Barilla® Campanelle with Basil Pesto, Asparagus & Seafood

  • 350
  • 12g
    Total Fat
  • 45g
    Total Carbohydrate
  • 16g


Ingredients for 8 people

  • 1 box Barilla® Campanelle
  • 3/4 ounce fresh basil
  • 1 clove garlic
  • 2 tablespoons pine nuts
  • 2 tablespoons Parmigiano-Reggiano cheese, freshly grated
  • 1/3 cup extra virgin olive oil
  • 2 cups asparagus, cut into 2-inch pieces
  • 1/2 pound shrimp
  • 1/2 pound bay scallops


  1. 1
    Bring a large pot of water to a boil.
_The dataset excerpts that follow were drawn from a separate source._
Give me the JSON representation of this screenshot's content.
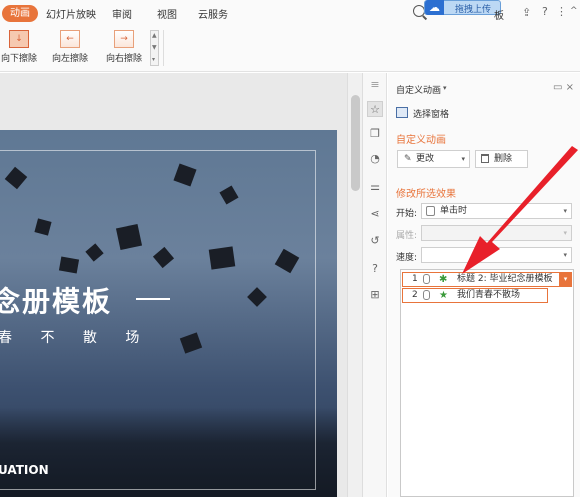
{
  "menu": {
    "tabs": [
      {
        "label": "动画",
        "active": true
      },
      {
        "label": "幻灯片放映"
      },
      {
        "label": "审阅"
      },
      {
        "label": "视图"
      },
      {
        "label": "云服务"
      }
    ],
    "upload_badge": "拖拽上传",
    "plate_text": "板"
  },
  "ribbon": {
    "items": [
      {
        "label": "向下擦除",
        "icon": "arrow-down-icon",
        "glyph": "↓"
      },
      {
        "label": "向左擦除",
        "icon": "arrow-left-icon",
        "glyph": "←"
      },
      {
        "label": "向右擦除",
        "icon": "arrow-right-icon",
        "glyph": "→"
      }
    ]
  },
  "slide": {
    "title": "念册模板",
    "subtitle": "春 不 散 场",
    "english": "UATION"
  },
  "pane": {
    "title": "自定义动画",
    "selection_pane": "选择窗格",
    "section_custom": "自定义动画",
    "change_button": "更改",
    "delete_button": "删除",
    "section_modify": "修改所选效果",
    "start_label": "开始:",
    "start_value": "单击时",
    "property_label": "属性:",
    "property_value": "",
    "speed_label": "速度:",
    "speed_value": "",
    "list": [
      {
        "num": "1",
        "text": "标题 2: 毕业纪念册模板",
        "star_color": "#3a9a3a"
      },
      {
        "num": "2",
        "text": "我们青春不散场",
        "star_color": "#3a9a3a"
      }
    ]
  },
  "colors": {
    "accent": "#e8743b",
    "annotation": "#e8202a"
  }
}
Process basil leaves, garlic, pine nuts, salt, pepper, cheese, and ¼ cup of olive oil in a food processor until smooth. Set aside.

  2. 2
    Heat remaining olive oil in a large skillet. Add asparagus and sauté over medium heat for 3-4 minutes or until slightly tender. Season with salt and pepper.
  3. 3
    Add shrimp and scallops. Sauté until opaque in center; set aside.
  4. 4
    Cook Campanelle 8 minutes. Drain, reserving 2 cups of pasta cooking water.
  5. 5
    Add pasta to asparagus and seafood mixtures. Add pesto; toss well and continue cooking.
  6. 6
    Add small amounts of pasta cooking water to thin and thicken as desired. Serve immediately.